Lamartine s'étend sur la nature défensive de l'armée et sur sa composition, puis s'attaque vivement aux erreurs et errances de la monarchie de droit divin. «Louis XIV promenait ses favorites affichées dans le char royal jusques devant le front de ses armées. Le Régent a laissé le nom de Régence pour synonyme à une orgien de gouvernement. Louis XV n'a laissé pour dates à son long règne que les changements de ses maîtresses. Les grandes vertus éclataient dans les cours, mais les grands scandales y pervertissaient de plus haut les moeurs de la nation. La république a trouvé un meilleur moyen de suprimer ces compétitions du pouvoir suprême, c'est de suprimer ce pouvoir suprême, et de crééer des magistrats de l'autorité à la place de ces possesseurs de l'autorité»... Il voudrait un gouvernement démocratique élastique, et il voit dans le suffrage universel et dans le droit reconnu de tous, une source non seulement de force mais de douceur : «les hommes sérieux sourient quand ils voient les esprits faibles s'allarmer de tel conciliabule impérialiste à Paris, de tel congrès d'Orléanistes à Claremont, de tel cénacle pieux de légitimistes fidèles à la tradition, à l'exil et à la religion de leur père à Wisbaden ! de telle réunion de secte socialiste autour de tel ou tel oracle ici ou là, de telle concentration de républicanisme dictatorial, à contresens de la France et du tems [...]. Laquelle a une arme ? C'est-à-dire un principe à opposer au sufrage universel ?»...

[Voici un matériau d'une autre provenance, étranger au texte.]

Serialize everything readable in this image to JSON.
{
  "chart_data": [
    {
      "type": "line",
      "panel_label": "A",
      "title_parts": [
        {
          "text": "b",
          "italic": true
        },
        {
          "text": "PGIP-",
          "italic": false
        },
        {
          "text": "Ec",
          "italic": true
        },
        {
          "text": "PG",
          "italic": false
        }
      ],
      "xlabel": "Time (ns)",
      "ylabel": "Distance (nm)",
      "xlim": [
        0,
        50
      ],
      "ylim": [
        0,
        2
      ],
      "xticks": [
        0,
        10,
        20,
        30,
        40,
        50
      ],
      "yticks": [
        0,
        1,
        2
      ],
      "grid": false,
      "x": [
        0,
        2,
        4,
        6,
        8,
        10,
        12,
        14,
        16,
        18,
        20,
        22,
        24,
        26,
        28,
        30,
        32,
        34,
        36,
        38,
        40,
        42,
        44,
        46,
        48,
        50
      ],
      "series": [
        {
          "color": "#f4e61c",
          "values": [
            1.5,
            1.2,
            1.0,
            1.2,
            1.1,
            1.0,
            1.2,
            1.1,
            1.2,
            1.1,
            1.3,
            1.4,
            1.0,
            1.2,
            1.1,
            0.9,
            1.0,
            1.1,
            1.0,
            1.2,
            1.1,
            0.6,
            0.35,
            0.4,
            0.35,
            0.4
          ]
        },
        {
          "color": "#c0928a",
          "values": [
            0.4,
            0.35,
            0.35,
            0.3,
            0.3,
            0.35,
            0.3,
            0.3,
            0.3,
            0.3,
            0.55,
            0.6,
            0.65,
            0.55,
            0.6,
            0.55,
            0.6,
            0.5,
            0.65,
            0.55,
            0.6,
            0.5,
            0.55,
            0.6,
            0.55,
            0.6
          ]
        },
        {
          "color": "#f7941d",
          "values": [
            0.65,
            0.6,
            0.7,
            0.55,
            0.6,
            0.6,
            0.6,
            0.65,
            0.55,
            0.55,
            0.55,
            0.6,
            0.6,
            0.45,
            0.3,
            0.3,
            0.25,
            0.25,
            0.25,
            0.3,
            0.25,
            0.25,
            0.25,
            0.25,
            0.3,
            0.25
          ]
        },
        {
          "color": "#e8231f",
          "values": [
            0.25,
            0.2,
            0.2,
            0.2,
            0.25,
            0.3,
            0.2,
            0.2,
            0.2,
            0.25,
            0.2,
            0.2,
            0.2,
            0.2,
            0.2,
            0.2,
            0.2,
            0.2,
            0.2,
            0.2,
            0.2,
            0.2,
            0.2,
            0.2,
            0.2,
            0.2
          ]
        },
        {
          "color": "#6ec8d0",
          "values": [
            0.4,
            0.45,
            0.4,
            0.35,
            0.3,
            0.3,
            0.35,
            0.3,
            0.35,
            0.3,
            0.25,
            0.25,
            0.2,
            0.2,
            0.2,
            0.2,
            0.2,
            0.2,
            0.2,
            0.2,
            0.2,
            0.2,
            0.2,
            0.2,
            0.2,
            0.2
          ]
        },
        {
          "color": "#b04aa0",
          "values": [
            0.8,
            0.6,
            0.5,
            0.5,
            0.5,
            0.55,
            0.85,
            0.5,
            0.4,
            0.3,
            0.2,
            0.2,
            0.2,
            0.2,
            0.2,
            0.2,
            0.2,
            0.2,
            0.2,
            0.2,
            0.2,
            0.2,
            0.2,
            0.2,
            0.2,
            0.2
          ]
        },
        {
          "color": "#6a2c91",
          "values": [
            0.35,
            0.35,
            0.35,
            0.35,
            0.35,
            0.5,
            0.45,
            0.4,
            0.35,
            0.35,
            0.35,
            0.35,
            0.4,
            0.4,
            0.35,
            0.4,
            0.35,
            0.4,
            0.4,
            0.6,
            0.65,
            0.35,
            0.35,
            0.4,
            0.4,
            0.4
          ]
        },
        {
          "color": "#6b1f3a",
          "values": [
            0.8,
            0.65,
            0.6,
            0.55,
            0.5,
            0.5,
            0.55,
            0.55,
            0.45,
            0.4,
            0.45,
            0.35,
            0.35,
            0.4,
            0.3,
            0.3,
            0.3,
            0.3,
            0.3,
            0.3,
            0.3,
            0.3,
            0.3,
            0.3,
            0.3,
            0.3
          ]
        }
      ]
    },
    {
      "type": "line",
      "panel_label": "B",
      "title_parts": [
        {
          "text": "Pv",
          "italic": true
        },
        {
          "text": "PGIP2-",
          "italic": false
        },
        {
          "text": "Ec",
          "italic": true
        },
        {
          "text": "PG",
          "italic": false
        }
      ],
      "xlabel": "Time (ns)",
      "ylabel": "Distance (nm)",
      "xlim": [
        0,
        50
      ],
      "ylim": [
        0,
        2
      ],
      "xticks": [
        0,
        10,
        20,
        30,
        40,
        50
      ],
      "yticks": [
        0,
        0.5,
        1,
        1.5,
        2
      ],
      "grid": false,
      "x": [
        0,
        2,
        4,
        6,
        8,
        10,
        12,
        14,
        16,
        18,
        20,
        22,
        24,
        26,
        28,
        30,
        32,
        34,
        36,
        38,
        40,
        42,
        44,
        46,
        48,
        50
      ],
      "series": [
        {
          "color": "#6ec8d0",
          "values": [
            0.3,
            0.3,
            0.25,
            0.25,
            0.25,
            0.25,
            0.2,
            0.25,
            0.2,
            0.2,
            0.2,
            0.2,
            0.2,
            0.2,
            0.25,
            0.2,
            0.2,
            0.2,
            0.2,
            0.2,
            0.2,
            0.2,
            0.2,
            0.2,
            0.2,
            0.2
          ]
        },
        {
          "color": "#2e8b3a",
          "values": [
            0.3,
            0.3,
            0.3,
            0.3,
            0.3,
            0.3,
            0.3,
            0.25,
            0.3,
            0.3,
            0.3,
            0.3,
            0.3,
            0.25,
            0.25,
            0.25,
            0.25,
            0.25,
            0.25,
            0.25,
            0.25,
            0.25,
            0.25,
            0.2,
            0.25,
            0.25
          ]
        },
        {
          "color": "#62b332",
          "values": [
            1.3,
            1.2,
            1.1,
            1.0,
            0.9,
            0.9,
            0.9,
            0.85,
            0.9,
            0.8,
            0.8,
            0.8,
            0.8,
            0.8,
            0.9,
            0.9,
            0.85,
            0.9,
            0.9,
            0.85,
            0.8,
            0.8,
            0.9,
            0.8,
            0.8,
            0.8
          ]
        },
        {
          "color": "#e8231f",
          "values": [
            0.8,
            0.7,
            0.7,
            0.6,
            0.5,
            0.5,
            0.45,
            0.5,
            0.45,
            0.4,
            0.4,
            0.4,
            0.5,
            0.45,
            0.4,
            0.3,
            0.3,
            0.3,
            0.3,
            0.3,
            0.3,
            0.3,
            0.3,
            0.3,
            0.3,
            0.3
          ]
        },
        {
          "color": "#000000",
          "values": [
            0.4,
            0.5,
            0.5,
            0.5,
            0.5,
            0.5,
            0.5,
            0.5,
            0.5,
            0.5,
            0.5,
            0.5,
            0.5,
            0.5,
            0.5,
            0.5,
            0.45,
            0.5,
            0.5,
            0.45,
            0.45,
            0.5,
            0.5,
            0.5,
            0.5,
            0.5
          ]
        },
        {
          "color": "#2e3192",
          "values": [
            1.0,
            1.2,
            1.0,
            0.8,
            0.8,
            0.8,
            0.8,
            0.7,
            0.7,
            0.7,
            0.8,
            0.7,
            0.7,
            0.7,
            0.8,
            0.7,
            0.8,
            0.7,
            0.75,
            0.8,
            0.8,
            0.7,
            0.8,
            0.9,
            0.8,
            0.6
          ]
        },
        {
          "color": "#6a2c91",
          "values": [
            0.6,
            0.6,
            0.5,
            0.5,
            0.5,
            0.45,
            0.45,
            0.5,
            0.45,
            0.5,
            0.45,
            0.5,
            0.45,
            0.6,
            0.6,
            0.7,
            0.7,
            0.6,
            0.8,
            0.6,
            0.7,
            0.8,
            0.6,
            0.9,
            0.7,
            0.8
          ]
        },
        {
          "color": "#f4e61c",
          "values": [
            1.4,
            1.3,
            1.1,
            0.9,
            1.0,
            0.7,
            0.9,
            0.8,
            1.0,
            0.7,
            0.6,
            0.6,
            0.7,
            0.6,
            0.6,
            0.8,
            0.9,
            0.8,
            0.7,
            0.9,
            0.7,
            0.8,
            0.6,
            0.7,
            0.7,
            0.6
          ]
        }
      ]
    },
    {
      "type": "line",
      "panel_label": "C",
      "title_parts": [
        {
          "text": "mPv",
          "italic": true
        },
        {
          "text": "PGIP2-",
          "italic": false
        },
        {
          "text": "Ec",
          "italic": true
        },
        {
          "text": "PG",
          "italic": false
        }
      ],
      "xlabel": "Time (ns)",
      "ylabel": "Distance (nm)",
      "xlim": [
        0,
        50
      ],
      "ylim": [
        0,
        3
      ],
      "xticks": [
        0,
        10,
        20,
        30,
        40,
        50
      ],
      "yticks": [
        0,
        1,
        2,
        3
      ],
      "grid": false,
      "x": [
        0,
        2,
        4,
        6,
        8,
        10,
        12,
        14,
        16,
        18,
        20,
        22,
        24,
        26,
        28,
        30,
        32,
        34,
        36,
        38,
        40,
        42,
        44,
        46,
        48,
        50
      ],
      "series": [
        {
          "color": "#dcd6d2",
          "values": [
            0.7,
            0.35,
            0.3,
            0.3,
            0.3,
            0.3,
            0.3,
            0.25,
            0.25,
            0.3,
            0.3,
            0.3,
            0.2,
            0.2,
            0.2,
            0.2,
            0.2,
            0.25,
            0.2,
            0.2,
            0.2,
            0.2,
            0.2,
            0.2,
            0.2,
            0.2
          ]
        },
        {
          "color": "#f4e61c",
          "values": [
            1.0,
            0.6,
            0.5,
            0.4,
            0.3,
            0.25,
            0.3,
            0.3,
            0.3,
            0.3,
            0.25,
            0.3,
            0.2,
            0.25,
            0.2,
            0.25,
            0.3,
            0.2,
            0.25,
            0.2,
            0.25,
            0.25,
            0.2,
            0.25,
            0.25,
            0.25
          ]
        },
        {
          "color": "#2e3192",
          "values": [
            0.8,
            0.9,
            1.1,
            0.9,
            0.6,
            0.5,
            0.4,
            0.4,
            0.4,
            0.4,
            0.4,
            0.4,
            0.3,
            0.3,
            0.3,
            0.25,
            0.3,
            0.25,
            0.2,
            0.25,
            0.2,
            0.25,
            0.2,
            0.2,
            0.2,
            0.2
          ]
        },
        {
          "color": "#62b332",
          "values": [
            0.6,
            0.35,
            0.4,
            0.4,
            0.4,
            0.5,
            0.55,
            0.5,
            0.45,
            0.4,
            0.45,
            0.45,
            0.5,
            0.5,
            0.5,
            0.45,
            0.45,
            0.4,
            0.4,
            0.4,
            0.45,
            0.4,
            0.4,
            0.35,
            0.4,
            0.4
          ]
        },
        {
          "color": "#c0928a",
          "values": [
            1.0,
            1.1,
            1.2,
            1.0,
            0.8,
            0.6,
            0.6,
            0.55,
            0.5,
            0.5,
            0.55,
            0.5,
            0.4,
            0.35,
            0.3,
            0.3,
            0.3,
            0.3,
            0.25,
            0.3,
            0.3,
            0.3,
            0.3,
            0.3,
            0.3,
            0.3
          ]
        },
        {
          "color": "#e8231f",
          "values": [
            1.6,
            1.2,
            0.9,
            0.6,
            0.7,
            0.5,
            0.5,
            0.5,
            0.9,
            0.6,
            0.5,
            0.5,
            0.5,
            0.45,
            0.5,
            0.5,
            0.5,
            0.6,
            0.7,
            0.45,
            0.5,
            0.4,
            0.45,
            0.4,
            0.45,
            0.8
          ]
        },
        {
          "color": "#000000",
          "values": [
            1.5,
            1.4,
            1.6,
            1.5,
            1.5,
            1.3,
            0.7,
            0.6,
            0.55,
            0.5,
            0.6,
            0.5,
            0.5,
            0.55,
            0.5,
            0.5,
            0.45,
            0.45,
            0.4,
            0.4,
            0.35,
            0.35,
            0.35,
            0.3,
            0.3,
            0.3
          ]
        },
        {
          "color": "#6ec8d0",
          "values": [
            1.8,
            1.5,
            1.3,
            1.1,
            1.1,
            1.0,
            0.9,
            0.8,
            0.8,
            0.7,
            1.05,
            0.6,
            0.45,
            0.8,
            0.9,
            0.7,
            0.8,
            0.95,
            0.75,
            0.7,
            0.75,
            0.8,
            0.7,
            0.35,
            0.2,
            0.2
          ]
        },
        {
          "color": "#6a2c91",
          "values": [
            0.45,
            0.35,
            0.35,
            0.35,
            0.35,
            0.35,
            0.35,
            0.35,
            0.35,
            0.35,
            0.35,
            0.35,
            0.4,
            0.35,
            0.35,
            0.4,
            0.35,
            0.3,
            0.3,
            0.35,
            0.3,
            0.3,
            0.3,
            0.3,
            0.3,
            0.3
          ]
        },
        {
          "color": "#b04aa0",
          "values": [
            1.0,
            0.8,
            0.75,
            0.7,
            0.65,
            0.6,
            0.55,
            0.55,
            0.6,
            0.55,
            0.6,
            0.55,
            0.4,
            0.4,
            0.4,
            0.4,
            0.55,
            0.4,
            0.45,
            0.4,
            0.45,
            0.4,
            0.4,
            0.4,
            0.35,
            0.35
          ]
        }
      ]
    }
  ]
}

La république moderne ne craindra pas les dynasties déchues. «Tout gouvernement où il y a un proscrit est un gouvernement menaé. Il n'y a de fort que ce qui regarde face à face le principe contraire. Le sufrage universel peut-il regarder en face la colombe miraculeuse de St Rémi au 19ème siècle ? Voilà la question. Ainsi toutes les libertés qui peuvent s'exercer en ordre, voilà la formule de la république moderne»...

PROVENANCE :
• Anciennes collections Louis BARTHOU (I, 404, ex-libris),
puis
• DU BOURG DE BOZAS CHAIX D'EST-ANGE (196, ex-libris).